Nell'industria questo processo coinvolge la creazione di attrezzature differenti da quelle utilizzate nella normale produzione capaci di rigenerare prodotti già utilizzati. Un esempio può essere il ciclo di una bottiglia di vetro per il latte. La risorsa iniziale è la sabbia silicica, la quale viene trasformata in vetro e successivamente in una bottiglia. La bottiglia viene riempita di latte e distribuita al consumatore. Al momento, i normali metodi di gestione dei rifiuti dispongono che la bottiglia venga gettata in discarica. Ma con il metodo Rifiuti Zero la bottiglia può essere affittata al momento dell'acquisto tramite un deposito, e viene riportata indietro dopo l'utilizzo. La bottiglia viene quindi lavata, riempita e rivenduta. L'unico materiale sprecato è l'acqua di risciacquo e l'energia utilizzata viene ridotta al minimo.

Rifiuti Zero può rappresentare un'alternativa economica al sistema dei rifiuti tradizionale, dove nuove risorse vengono continuamente utilizzate per rimpiazzare le risorse finite in discarica. Può anche rappresentare un'importante alternativa per l'inquinamento visto che la discarica produce una quantità significativa di inquinamento ambientale.
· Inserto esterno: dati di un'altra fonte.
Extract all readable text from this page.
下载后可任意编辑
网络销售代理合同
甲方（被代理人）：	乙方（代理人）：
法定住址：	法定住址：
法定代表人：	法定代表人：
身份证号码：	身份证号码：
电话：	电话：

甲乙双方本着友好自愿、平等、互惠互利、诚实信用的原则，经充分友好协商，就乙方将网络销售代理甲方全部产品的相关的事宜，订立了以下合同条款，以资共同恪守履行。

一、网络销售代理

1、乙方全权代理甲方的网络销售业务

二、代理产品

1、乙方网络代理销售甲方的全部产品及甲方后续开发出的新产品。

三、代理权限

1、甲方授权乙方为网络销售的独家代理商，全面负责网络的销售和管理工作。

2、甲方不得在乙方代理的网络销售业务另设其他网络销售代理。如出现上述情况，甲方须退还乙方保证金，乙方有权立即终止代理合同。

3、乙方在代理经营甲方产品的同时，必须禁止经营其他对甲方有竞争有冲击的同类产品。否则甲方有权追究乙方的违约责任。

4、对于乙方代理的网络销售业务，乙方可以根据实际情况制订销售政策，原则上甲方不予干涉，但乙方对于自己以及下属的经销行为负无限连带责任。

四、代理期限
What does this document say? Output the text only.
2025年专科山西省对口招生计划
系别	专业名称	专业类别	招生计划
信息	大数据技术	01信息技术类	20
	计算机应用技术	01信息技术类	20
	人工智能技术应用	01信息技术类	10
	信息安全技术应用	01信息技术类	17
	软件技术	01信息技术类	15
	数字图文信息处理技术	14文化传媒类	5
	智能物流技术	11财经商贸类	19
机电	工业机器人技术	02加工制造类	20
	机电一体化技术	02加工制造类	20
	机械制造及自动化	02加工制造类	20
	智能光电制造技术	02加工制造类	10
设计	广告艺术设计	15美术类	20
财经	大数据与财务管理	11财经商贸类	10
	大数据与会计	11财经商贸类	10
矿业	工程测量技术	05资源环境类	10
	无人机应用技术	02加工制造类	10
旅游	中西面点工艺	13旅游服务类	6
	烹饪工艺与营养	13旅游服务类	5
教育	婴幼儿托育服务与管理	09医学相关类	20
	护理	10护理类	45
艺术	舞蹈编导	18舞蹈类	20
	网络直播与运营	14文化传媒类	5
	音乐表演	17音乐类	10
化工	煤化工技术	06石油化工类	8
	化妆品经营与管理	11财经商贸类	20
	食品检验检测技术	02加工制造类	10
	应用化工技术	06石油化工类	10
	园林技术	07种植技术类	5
Schematicamente è possibile riassumere la strategia Rifiuti Zero in tre punti:
  1. eliminare l'incenerimento dei rifiuti e strutturare un sistema di raccolta che aumenti la quantità di materiale differenziabile ed ottimizzi la qualità del materiale da riciclare, diminuendo contestualmente la quantità di rifiuti prodotti;
  2. incentivare il riuso del materiale riciclato, la riparazione di oggetti e operare scelte di vita che diminuiscano la percentuale di scarti (es. uso di prodotti alla spina);
  3. sostenere la progettazione e la produzione di prodotti totalmente riciclabili, riutilizzabili e riparabili.
Il primo comune italiano ad aderire alla strategia Rifiuti Zero è stato Capannori (LU) in Toscana. Al 2013 sono circa 80 i comuni italiani aderenti alla Strategia Rifiuti Zero, per un bacino complessivo di oltre 2.000.000 di abitanti.